Yapılan askeri tatbikatların caydırıcı nitelikte olduğunu söyleyen Mehmanperest, “Bugünkü dünyada birini kendisini savunabilmeli ki güçlü olsun. Saygılı ve iyi bir insan olmanıza rağmen size saldırmayacakları anlamına gelmez. Bunun örneği Filistin halkı. İsrail, Filistin’e zayıf olduğu için saldırıyor. Biz hazırız ki bölgenin emniyetini bölge ülkeleriyle birlikte sağlayalım. Tam tersi biz yabancı güçlerin burada bulunmasını bir tehdit olarak görüyoruz. Bizim savunma gücümüz olmasaydı saldırı ihtimali daha mı fazla olacaktı? Herhangi biri saldırı girişiminde bulunmak istiyorsa, bir kar zarar analizi yapıyor. Bir analiz yapıyor. Neler elde edecek, neler kaybedecek. Eğer kaybı çoksa hiçbir zaman saldırıya teşebbüs etmez. İran’da yapılan bu tatbikatlar caydırıcı niteliktedir. Akıl dışı bir saldırı düşüncesi varsa, çok büyük bir zarara uğrayacaktır. Bizim bölgemizde saldırı ihtimali düşük oluyor” dedi.
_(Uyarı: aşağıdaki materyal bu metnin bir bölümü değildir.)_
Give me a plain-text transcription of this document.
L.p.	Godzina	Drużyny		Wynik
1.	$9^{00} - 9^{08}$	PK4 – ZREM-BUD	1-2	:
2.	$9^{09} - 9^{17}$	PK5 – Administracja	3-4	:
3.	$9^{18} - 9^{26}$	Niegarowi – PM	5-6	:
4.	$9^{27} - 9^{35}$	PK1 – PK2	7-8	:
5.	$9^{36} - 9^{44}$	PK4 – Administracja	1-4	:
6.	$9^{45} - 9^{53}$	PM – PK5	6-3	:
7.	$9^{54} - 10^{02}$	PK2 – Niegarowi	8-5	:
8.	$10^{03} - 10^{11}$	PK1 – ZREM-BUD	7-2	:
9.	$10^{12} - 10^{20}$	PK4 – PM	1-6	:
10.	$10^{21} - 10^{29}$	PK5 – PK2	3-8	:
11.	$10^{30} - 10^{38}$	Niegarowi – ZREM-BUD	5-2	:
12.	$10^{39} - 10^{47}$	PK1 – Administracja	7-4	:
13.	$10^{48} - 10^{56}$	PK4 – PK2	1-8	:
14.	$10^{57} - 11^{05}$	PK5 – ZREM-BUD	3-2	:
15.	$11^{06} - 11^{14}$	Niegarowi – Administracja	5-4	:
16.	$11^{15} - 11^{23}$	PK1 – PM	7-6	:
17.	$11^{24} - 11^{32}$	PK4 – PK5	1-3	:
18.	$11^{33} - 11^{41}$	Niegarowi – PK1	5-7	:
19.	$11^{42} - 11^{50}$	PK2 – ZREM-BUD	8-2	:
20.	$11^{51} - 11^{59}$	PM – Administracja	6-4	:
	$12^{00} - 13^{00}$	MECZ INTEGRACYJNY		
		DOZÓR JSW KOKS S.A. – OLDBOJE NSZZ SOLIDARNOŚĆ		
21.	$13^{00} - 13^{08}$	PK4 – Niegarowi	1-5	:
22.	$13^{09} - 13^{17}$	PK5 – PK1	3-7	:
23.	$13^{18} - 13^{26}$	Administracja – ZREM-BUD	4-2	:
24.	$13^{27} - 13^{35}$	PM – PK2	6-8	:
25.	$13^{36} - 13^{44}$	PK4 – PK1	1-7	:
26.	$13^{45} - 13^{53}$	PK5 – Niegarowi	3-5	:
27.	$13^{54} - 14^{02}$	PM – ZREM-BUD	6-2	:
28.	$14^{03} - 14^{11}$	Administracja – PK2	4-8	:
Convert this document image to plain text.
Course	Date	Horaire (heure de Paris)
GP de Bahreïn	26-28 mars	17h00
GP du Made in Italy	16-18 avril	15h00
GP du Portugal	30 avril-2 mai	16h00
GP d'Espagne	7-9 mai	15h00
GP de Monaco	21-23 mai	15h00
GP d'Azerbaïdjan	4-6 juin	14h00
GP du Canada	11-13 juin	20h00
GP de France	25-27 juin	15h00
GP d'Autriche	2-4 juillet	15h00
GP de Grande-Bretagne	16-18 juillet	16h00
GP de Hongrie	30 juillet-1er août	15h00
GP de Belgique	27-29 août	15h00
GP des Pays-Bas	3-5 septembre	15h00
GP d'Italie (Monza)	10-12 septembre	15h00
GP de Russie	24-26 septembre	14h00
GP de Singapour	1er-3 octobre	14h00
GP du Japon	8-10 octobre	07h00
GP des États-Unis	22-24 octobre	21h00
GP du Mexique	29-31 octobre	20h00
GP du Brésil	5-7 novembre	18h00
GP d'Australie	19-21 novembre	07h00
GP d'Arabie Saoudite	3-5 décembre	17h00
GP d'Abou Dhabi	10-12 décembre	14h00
“SURİYE HALKININ CANI BİZİM İÇİN ÇOK ÖNEMLİDİR”

Suriye’ye yapılan insani yardımlar hakkında da konuşan Mehmanperest, “Baskı altında olan halklara yardım etmek bizim ülkemizin en temel isteğidir. Daha öncede bahsettiğim gibi bir tanesi Suriye’ye olan insani yardımlardır. Biz İran İslam Cumhuriyeti devriminin ardından yaklaşık 33 yıl boyunca 3 milyon Afgan halkına yardım ettik ve barındırdık. Yine aynı şekilde uzun yıllar boyunca 2 milyon ırak halkını barındırdık. Bizim ülkemiz her zaman acı çekmiş ve zulüm görmüş halklara yardıma hazırdır. 33 yıldır Filistin halkının yanındayız. İslam cumhuriyeti olmasaydı, Filistin kendini savunamazdı. Suriye halkının canı bizim için çok önemlidir. İnsani yardımlar çok önemli. Bu çatışmalar dursun ki halk daha fazla zarar görmesin. Ülkelerin çabaları bu çatışmaları durdurmaya yönelik olmalıdır. Tabi ki insani yardımlar yapılmalıdır” dedi.